Program ini telah diujicobakan di SMA Negeri 5 Surabaya dengan hasil yang sangat memuaskan. Hanya dalam waktu kurang dari 2 (dua) bulan siswa SMAN 5 Surabaya telah membaca 1851 buku novel dari target 3000 buku dalam setahun. Program ini telah diulas di Koran Jawa Pos dan Koran Surya (5 Oktober 2012).
  • Ø Pengembangan Perpustakaan Sekolah
Program ini ditujukan untuk membantu perpustakaan sekolah dalam menambah koleksi buku bacaan bermutu. Program pengembangan mencakup penambahan koleksi buku, maupun inovasi lain untuk mendekatkan siswa kepada perpustakaan misalnya melalui kegiatan perpustakaan kelas.
Adapun program peningkatan koleksi perpustakaan dilakukan dengan dua cara, yakni (1) secara internal melalui kegiatan One Student One Book (OSOB) melibatkan siswa/orang tua untuk menyumbang buku kepada perpustakaan, dan (2) secara eksternal melalui kegiatan sumbangan buku yang diberikan oleh perusahaan (sebagai CSR) atau penerbit.
  • Ø Lomba Literasi (Membaca – Menulis)
Lomba literasi dilakukan untuk semakin menumbuhkan kebutuhan membaca-menulis kepada warga sekolah. Lomba literasi bisa diintegrasikan dengan kegiatan sekolah seperti pada peringatan Bulan bahasa. Lomba diadakan pada tingkat sekolah (antar siswa) maupun pada tingkat daerah (antar sekolah).
Beberapa jenis kegiatan lomba literasi yang bisa dilakukan antara lain: speed reading contest, comprehensive reading contest, story telling competition, essay competition, book review competition, poetry contest, dan magazine competition.
  • Ø Jumpa Penulis & Bedah Buku
Kegiatan jumpa penulis (meet the author) ditujukan untuk memotivasi peserta Gerakan Literasi Sekolah untuk menjadi penulis sukses. Penulis yang dihadirkan adalah penulis buku bermutu dan terkait dengan dunia pendidikan / pengembangan diri siswa.
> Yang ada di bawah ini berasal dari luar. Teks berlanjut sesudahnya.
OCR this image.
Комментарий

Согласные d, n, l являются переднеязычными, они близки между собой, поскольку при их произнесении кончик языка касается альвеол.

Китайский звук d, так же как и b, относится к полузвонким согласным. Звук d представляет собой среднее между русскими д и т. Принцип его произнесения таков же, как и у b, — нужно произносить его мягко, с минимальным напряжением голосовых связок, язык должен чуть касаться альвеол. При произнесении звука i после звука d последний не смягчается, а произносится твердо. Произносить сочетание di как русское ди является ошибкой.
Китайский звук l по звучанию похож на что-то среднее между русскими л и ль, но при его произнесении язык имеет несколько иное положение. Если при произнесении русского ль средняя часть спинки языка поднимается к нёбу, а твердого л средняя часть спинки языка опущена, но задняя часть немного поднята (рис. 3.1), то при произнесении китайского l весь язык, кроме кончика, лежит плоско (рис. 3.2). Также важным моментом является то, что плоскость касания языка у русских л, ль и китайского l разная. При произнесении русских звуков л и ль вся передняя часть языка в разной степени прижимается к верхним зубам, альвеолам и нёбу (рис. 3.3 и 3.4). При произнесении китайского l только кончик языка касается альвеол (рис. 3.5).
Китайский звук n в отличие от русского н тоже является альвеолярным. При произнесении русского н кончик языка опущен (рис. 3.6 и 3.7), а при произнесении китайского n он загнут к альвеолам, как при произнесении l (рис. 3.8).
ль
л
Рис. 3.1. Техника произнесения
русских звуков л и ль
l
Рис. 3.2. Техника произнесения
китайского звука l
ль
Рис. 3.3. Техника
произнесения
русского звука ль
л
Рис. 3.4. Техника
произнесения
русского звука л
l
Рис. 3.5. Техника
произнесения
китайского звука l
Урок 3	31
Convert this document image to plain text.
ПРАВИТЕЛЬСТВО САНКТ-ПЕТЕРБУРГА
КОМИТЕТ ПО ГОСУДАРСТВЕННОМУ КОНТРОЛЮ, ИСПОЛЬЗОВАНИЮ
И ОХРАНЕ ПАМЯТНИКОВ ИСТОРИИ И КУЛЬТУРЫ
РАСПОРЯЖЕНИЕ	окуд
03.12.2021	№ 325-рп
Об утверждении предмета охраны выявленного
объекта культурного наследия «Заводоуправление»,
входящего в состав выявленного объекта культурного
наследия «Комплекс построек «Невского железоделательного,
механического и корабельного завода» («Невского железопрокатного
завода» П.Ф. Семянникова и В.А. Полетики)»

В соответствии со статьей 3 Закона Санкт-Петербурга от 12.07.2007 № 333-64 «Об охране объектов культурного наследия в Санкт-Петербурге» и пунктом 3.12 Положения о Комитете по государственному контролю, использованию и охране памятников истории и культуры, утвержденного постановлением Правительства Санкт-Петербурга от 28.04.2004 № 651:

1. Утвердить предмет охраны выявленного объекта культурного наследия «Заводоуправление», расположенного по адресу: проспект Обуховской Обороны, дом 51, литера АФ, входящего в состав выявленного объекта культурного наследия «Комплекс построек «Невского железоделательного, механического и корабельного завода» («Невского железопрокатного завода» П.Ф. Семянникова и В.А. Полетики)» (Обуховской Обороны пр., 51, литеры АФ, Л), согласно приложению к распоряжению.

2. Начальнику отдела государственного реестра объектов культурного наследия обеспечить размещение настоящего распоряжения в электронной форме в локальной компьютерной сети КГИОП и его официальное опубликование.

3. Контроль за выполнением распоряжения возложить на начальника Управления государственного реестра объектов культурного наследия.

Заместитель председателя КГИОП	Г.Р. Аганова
Bedah buku adalah kegiatan mengeksplorasi dan mengapresiasi pesan dari suatu buku. Program ini menghadirkan penulis buku tersebut dan ahli yang kompeten dengan bidang terkait isi buku.
  • Ø Pemberian Penghargaan
Pemberian penghargaan ini dilakukan melalui kegiatan bertajuk Literacy Award, yakni sebuah program pemberian penghargaan kepada pihak-pihak yang dinilai berpartisipasi dan berperan baik secara langsung maupun tidak, dalam usaha penyadaran literasi bangsa melalui Gerakan Literasi Sekolah ini.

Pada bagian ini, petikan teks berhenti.